The Hub of the Universe – The Cradle of Liberty – The Athens of America – The Walking City – The Cradle of Modern America – The Home of the Red Sox – The Wet, Cold and Rainy City – Beantown……….Boston.
It goes by many names. It is many things. It has many people. And many more bricks. This post is about one of Boston’s most famous tourist attractions–the Freedom Trail. (Confession: this article actually only goes through about 2/3rds of the Trail. At that point in the day, I got waylaid by a bar. It happens.)
The Freedom Trail! Just saying it makes me feel more patriotic. Pull your socks up and get ready, cause you’re in for one hefty dose of America. The 2.5 mile walking trail leads to 16 historical sites around Boston, focusing on the American Revolution and its immediate historical context. I’m about to crack an egg of knowledge all over you.
The Trail begins at the Boston Common, 50 acres of land right in the heart of Boston. Now a beautiful part of the “Emerald Necklace” of parks, the Common dates from 1634; as you might expect, over the years its uses have evolved from a grazing area for cows to the recreational area it is today. As is typical for Boston, the geography can be somewhat confusing–asking many Bostonians how many sides the Common has, the answer usually given is 4. Unfortunately, there are 5 sides…so much for knowing your city!
Along one of these miscounted sides is the next stop on the trail, the State House. Personally, I’m a fan of the shiny gold dome–nothing says “stately” like a big, shiny, gold dome.
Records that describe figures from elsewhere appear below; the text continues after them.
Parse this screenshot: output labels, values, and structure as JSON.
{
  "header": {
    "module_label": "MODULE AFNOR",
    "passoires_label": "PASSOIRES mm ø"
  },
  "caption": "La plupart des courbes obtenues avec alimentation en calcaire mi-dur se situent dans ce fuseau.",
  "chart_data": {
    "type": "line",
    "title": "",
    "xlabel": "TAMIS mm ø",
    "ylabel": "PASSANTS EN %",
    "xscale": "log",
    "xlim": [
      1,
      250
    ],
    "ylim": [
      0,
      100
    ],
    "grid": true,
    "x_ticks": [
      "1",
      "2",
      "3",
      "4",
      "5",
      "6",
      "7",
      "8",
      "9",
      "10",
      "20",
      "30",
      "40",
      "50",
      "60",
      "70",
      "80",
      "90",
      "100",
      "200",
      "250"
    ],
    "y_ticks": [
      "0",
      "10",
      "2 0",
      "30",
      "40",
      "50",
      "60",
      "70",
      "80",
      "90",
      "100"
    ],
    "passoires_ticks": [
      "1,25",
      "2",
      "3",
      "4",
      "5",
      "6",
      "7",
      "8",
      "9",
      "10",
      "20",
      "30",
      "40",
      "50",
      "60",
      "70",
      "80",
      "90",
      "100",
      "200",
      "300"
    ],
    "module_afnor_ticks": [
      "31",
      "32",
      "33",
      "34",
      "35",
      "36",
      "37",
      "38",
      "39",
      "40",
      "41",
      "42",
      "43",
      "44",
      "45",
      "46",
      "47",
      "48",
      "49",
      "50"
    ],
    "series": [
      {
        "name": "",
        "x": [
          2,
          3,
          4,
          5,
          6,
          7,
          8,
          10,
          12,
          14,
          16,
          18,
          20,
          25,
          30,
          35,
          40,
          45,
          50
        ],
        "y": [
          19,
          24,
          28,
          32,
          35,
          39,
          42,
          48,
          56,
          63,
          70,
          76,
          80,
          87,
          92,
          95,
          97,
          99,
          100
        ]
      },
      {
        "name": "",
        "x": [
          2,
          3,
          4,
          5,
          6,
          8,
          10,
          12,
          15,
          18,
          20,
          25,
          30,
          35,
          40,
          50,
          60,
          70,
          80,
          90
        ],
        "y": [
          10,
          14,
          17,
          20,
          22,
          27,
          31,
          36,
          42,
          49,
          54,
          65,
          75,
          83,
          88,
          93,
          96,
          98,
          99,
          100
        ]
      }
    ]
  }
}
Since there’s absolutely no way I would know this on my own, I’m just going to quote directly from Wikipedia here:
“The dome is topped with a pine cone, symbolizing both the importance of Boston’s lumber industry in the early colonial days and of the state of Maine, which was a district of the Commonwealth of Massachusetts when the Bulfinch section of the building was completed.”
Who knew? The mighty pine cone, lording over the Massachusetts state house like a crown of sap, squirrels, and glory. When you’re done squinting at it’s nobility, turn around and check out the Robert Gould Shaw Memorial (this is also the first stop on the Black Heritage Trail, another excellent historical tour through Boston!)
Next up is Park Street Church, particularly famous as the location of William Lloyd Garrison’s 1829 anti-slavery speech. It has a very nice steeple. Wish I had more to say about this one…but I don’t. Moving on.
The Old Granary Burial Ground is actually one of my favorite stops on the Trail. Here you can pay your respects to some of the Revolution’s big players–Paul Revere, Samuel Adams, Robert Treat Paine, John Hancock. All of the gravestones here are interesting to look at though, if only to compare the angels and “death head” decorations.
When you’ve had your fill of gravestones, follow the red-brick road to more gravestones! This stop is the King’s Chapel and Burying Ground. Among these gravestones, you can find the resting place of Mary Chilton–the first woman to step off the Mayflower–and Elizabeth Pain, who many believe was the real-life inspiration for Nathaniel Hawthorne’s Hester Prynne in The Scarlet Letter (the crest on her gravestone appears to have a large letter “A”…)
Just around the corner, right behind King’s Chapel is the old City Hall building. In front of it is a 2-in-1 stop. In the pavement of the sidewalk you will see a mosaic marking the spot as the original location of the first public school, Boston Latin. In the courtyard in front of the old City Hall, a statue of Benjamin Franklin stands tall and proud. According to the Freedom Trail guide, one side of his face reflects the humor and mischief of the man, while the other depicts his solemnity and intelligence. The whole thing looks pretty stern to me, but I do like his snazzy coat.
The Old Corner Bookstore is the next stop on the trail. This building was home of the Ticknor and Fields publishing company from 1832-1865, the site where such influential writers as Hawthorne, Emerson, Longfellow, and Dickens were published.
The trail next winds to the Old South Meeting House, particularly famous for being the gathering place where the Boston Tea Party began. As an aggressive “screw you” to Bostonians, the British occupied the Meeting House in 1775, filled it with dirt, and began using it as a stable! Today the meeting house is a museum open to the public.
Now, fo-llow, fo-llow, fo-llow, fo-llow, FOLLOW the red brick road! The next stop on this patriotic path is the Old State House. No gold dome on this one, but it does have an extremely grand eagle in front! On the side you will find a plaque identifying the spot as the site of the infamous Boston Massacre, an event which helped spark the revolution. At the back of this building you can see my favorite spot on the Freedom Trail, the balcony where the Declaration of Independence was read–sorry, proclaimed–on July 18, 1776!
This was around the time that I was overcome with patriotic fervor and the excitement of our great nation! Accordingly, I decided to go celebrate the glory of America by heading to a bar (drinking Sam Adams, of course!) So this particular post won’t be taking you to the rest of the stops on the Freedom Trail, like the USS Constitution or Paul Revere’s house. I hope you’ve gotten your fill of freedom for the day.